As foreseen in December, the February retail sales report from the U.S. Census Bureau were soft but better than January’s deep decline. Discretionary categories, excluding pureplay e-commerce retailers were flat year-over-year in February, which was better than January’s -4% (including pureplay e-commerce retailers boosts January to +3% and February to +1%). The softness is the result of a “payback period” following December’s surge, base period effects, and easing inflation. Also, February is a shoulder period which means due to denominator effects, the numerator changes due to anonymous effects (like unusual weather) are amplified in year-over-year percentage change figures. Additionally, as we’ve seen over the past year-and-a-half, the shoulder periods are widening and deepening.
March is a strong seasonal period with Easter (this year) and spring, which means that momentum will very likely improve. (January and February are the lowest months of the year and March is typically 12%+ larger than February.) Moreover, March of 2023 is an easy compare given last year’s weather and consumer pullback. As such, we would expect discretionary retail sales (ex-auto, gas, food, etc.) should improve by 300-400 basis points.
For February, furniture & home furnishings continue to feel the impact of housing’s sluggishness; the year-over-year decline was -10% which is roughly where it has been. The same can also be said for home improvement, where retail sales fell -6%. Broadly speaking, most categories matched their recent pace: sporting goods (-3%), grocery (+0.2%), general merchants (+0.7%), clothing (+1.3%), consumer electronics (+2%), and pureplay e-commerce (+6.4%).
The February Consumer Price Index report from the Bureau of Labor Statistics showed inflation continuing to decelerate, at a rate slightly slower than expectations. The all-in reading was +3.2% year-over-year, ex-energy & food +3.8%, shelter +5.7%, ex-energy, food, & shelter +1.8%. Owners equivalent rent, as part of shelter, at 5.97%, slowed to below 6% Auto insurance also slowed, but at +20.6%, it's still pushing the aggregates higher, by 61 bps.
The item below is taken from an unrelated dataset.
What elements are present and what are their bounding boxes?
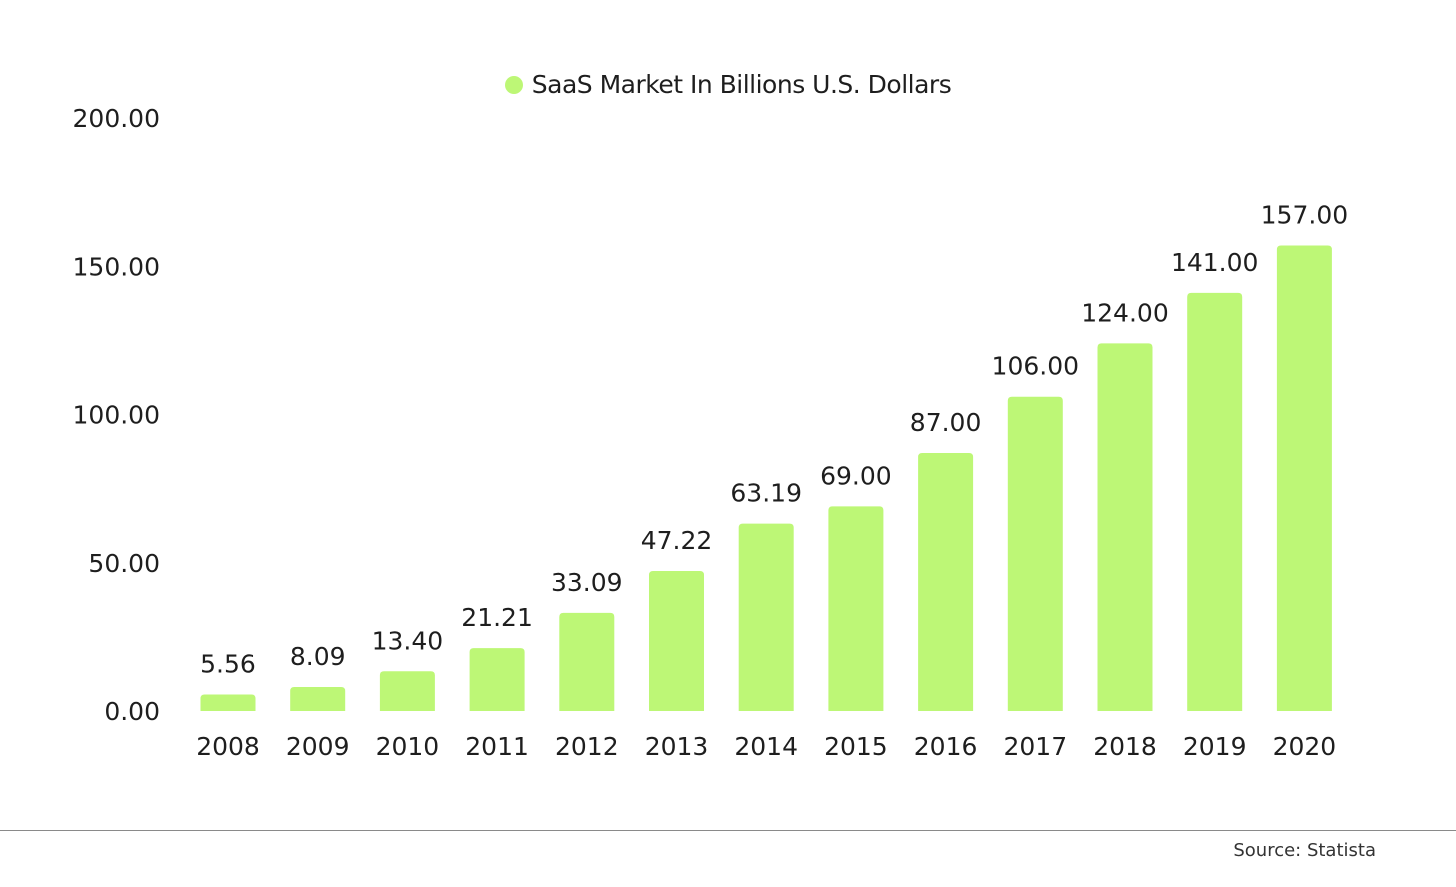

Most non-consumer packaged goods categories are negative and grocery eased to +1.0%. However, a negative surprise within that category was a +1.4% month-over-month increase in breakfast cereal and a +2.1% increase in cookies & snacks (despite increasing concerns over “shrinkflation”).
As we wrote two weeks ago, the manufacturers are hoping to win share-of-stomach from higher priced food-away-from-home. The time period for judging the efficacy of that “hope” is March/April. As we showed in the traffic figures above, they aren’t having much success yet, as consumers continue to shift into non-measured grocery brands like Aldi and Trader Joe’s.